Ms Lesyuk, 57, who is from western Ukraine and has been living in London for almost 30 years, said she was very grateful to be a grand marshal in the parade.
She told the PA news agency: “I’m very grateful that I was invited and to feel Irish community support and solidarity, I think it’s everything, it means a lot to my people.”
Ms Lesyuk said it means a lot for “every single Ukrainian who lives around the world in every single country”, and she said that for the people back home the carrying of the flag in the parade will “show them that they’re not forgotten, and they will never be forgotten, and they will be supported everywhere”.
She said she has been protesting daily to show support for people in Ukraine.
“Just to let them know, be brave. They are brave,” she said, adding: “I cannot comprehend how brave they are, all of them. Fearless. And I know that they will stand there until the last bullet.”

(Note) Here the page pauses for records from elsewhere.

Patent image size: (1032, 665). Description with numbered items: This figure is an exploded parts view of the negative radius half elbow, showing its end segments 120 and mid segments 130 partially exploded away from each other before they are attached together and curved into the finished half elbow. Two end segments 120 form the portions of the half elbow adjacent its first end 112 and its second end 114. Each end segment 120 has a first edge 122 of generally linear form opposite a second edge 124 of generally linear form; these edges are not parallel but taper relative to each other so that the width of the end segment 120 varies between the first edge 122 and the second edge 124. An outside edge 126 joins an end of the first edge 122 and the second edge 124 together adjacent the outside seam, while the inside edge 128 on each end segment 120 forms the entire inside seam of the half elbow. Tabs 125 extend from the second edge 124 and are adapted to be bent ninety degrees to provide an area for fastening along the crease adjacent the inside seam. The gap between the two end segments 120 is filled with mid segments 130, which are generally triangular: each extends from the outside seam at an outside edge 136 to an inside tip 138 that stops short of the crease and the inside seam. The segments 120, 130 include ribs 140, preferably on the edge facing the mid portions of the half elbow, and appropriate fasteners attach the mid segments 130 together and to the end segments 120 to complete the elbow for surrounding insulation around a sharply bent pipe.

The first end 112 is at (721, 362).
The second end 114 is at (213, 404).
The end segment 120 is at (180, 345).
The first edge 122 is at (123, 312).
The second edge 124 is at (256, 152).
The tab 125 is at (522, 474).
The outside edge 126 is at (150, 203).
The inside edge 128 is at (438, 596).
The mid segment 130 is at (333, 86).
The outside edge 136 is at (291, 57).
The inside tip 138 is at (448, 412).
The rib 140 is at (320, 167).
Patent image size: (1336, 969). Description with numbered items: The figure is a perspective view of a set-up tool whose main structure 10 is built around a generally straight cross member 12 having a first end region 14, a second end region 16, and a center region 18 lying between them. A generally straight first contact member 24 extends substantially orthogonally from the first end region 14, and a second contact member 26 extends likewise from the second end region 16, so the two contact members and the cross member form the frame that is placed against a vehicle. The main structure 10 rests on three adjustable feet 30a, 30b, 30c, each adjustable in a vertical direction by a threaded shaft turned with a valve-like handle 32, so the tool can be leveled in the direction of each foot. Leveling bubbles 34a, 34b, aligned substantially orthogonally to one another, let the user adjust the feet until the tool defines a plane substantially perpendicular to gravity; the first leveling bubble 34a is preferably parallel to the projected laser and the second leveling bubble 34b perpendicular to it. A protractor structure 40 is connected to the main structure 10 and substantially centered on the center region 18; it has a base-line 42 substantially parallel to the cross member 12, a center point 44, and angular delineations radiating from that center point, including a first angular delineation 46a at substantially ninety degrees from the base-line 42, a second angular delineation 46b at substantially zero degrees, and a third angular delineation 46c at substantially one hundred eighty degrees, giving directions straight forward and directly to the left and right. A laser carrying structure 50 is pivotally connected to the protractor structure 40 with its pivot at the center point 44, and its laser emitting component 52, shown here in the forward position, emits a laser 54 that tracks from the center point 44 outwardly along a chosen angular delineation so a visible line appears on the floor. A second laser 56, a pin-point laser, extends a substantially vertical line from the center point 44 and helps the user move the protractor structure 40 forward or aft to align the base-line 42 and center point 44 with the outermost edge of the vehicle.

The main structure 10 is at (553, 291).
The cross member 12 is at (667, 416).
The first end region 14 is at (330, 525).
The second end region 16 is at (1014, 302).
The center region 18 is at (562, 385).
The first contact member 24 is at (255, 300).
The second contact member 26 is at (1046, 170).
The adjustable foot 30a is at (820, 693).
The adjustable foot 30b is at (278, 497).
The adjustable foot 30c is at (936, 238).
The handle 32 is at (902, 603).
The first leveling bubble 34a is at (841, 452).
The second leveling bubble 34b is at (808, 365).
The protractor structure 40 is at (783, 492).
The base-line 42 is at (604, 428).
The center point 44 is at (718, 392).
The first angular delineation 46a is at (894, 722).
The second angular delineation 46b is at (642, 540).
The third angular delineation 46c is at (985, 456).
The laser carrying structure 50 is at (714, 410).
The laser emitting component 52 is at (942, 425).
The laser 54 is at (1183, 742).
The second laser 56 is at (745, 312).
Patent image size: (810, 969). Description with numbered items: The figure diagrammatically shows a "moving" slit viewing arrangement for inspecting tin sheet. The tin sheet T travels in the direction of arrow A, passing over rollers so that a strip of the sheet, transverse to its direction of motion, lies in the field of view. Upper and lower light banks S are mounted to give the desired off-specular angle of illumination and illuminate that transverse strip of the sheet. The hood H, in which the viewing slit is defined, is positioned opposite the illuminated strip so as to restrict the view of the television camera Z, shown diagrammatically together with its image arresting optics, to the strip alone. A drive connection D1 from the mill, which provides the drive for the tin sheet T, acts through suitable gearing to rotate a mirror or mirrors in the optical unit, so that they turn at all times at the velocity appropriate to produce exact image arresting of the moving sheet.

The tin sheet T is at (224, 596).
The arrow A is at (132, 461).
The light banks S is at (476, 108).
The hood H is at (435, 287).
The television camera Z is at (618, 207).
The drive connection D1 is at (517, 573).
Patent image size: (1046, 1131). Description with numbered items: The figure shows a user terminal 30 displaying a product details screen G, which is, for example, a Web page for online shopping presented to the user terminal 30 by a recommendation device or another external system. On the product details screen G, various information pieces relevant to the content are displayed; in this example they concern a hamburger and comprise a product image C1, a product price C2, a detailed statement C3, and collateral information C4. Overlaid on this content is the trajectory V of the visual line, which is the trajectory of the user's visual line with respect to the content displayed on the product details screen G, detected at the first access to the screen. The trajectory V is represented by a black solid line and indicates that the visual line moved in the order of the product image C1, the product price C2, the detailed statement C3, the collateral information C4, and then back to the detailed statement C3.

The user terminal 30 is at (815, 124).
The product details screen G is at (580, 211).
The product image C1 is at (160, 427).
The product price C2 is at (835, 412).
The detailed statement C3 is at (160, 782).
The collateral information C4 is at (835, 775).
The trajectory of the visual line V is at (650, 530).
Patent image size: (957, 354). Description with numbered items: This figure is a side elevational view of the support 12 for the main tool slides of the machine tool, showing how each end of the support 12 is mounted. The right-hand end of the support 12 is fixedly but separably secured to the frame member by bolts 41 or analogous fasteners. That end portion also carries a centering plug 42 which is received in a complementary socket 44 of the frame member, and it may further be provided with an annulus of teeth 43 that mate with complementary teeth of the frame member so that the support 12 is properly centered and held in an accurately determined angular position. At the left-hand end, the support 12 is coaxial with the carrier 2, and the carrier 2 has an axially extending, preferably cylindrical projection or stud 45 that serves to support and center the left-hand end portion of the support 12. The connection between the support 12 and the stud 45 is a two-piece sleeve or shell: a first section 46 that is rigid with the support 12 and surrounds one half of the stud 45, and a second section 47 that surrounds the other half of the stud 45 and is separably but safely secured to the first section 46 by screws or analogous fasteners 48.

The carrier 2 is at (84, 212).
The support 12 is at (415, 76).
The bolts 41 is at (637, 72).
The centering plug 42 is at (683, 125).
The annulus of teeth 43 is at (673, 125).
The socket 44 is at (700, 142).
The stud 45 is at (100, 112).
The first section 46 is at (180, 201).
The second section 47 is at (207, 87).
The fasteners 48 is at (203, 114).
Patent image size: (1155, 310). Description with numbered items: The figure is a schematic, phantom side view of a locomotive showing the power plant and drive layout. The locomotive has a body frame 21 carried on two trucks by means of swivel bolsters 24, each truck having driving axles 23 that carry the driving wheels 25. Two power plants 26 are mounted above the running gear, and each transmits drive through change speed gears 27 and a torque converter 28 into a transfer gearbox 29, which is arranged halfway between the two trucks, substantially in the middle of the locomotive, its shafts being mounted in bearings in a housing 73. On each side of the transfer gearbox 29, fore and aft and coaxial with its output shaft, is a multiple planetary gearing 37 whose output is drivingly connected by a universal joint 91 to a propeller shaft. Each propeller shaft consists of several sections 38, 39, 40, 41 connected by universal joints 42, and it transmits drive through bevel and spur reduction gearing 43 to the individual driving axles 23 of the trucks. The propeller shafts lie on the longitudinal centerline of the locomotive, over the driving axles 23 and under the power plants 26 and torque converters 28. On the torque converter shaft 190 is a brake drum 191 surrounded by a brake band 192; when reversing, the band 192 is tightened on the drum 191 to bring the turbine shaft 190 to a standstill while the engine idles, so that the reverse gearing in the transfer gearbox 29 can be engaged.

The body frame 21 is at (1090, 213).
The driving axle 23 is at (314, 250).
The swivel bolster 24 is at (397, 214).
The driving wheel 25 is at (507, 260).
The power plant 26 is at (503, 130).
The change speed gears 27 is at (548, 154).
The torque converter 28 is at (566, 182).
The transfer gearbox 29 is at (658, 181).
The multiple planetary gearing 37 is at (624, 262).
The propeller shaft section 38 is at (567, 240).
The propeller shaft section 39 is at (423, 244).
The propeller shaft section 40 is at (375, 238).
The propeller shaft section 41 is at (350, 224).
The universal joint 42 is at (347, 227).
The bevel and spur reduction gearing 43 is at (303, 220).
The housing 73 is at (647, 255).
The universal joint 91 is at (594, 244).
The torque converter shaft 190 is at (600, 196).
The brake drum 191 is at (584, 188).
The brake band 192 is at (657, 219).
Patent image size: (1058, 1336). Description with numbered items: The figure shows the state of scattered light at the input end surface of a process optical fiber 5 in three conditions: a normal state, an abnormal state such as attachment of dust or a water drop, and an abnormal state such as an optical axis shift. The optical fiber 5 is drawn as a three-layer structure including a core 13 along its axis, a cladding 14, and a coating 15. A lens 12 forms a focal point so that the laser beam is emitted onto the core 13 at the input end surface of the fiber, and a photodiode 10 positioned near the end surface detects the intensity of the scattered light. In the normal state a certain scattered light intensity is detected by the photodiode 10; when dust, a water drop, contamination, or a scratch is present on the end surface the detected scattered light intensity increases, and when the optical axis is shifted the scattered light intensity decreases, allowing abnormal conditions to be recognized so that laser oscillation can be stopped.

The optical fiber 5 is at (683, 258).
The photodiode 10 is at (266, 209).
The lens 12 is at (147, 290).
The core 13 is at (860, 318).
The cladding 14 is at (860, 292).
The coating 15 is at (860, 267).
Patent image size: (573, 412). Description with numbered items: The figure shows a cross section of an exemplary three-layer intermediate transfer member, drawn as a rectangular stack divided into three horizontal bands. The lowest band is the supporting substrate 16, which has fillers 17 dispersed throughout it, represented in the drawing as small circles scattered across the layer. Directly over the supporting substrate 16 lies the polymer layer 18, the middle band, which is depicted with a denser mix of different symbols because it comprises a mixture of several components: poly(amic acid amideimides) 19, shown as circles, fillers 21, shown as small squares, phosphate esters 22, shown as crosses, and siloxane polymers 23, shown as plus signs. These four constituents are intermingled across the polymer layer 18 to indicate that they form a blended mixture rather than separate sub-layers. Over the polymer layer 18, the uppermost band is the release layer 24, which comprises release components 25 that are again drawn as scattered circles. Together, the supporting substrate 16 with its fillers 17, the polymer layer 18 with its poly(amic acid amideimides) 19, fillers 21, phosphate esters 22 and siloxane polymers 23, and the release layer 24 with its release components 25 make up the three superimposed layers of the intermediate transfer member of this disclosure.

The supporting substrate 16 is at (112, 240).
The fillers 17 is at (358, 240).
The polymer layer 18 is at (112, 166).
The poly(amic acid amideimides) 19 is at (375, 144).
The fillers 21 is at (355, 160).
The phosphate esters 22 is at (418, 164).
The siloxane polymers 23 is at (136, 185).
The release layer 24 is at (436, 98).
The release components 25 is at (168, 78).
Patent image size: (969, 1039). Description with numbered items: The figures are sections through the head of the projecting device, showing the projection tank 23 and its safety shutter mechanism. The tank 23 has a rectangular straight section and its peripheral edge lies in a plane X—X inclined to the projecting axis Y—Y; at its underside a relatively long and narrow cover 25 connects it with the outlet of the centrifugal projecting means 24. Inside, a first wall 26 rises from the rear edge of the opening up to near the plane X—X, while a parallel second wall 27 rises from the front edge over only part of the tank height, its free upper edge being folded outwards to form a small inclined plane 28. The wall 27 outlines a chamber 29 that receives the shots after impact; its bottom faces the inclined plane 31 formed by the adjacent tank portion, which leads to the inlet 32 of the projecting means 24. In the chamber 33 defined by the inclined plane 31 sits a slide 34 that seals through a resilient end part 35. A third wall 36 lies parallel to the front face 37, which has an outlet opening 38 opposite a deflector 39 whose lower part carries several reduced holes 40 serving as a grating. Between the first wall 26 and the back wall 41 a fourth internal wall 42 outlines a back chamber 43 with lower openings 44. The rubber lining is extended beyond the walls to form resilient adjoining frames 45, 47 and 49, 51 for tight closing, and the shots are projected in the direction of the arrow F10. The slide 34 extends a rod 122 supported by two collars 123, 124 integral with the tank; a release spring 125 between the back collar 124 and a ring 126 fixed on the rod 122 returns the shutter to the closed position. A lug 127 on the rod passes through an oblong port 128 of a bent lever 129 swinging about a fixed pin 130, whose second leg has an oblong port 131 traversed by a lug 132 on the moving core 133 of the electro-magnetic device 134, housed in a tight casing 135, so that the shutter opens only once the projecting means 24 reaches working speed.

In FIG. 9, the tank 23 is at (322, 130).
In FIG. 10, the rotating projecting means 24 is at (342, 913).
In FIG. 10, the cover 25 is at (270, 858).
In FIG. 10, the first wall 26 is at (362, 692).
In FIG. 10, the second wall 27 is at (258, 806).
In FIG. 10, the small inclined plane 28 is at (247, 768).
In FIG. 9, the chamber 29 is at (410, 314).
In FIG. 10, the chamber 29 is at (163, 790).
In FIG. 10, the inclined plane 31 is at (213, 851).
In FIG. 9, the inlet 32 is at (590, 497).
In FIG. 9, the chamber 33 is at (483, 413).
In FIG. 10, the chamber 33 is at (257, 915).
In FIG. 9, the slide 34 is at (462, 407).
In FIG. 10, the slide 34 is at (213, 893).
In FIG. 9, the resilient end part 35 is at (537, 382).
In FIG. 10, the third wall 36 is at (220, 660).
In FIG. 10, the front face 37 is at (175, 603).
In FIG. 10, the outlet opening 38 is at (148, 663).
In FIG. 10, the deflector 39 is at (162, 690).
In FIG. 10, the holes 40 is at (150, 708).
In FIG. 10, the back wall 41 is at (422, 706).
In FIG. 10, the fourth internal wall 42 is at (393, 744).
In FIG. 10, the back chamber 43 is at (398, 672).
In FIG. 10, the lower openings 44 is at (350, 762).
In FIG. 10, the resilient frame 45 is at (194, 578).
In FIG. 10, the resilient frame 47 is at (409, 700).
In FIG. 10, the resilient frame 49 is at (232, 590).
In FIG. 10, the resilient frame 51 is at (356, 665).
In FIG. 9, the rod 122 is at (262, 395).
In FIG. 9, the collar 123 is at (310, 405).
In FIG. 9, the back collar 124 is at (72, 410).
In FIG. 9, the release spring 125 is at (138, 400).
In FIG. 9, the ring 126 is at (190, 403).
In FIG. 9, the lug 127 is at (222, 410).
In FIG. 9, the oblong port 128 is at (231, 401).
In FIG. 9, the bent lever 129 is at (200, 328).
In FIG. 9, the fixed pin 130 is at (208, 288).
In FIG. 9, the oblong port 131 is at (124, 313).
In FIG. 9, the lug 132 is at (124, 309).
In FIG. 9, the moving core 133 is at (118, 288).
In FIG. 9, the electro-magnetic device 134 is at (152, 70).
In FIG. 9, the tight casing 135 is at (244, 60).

Ms Lesyuk said Ireland’s acceptance of refugees from Ukraine has been “incredible”, adding that people in Ireland have “opened their hearts” to Ukrainians.
On Sunday, the Taoiseach said the state has so far accepted 5,500 people fleeing the Russian invasion.
Ms Lesyuk said she had goosebumps thinking about the Irish response, adding: “I have no words.”
She said her life has “completely changed” since the war broke out.
“At the beginning I was afraid to fall asleep. I was afraid to wake up. All my family lives there,” she said.
Her loved ones in Ukraine include her 80-year-old mother and her two brothers and their families.
“It’s heartbreaking,” she said, adding that she cannot get her head around what is happening.
“It’s not even a war. It’s a brutal, criminal invasion. When someone is killing children, mothers, elderly, I’m a mother, I’m a sister, I’m a daughter. I think it’s unbelievable,” she said.
The theme of this year’s St Patrick’s Day festival was the idea of bringing the community back together, with tributes paid to the Irish Londoners who supported the city throughout the pandemic.
Nathan Cahill, 31, from Tuam, Co Galway, was one of the key workers walking in the parade as a grand marshal.
Mr Cahill, a paramedic, told the PA news agency: “I’ve been a paramedic for five years in the London Ambulance Service and the last two years have been something like none of us had ever seen before.”
Mr Cahill said it was “very, very stressful” but that with the support of colleagues, managers and the service overall they were able to “pull through”.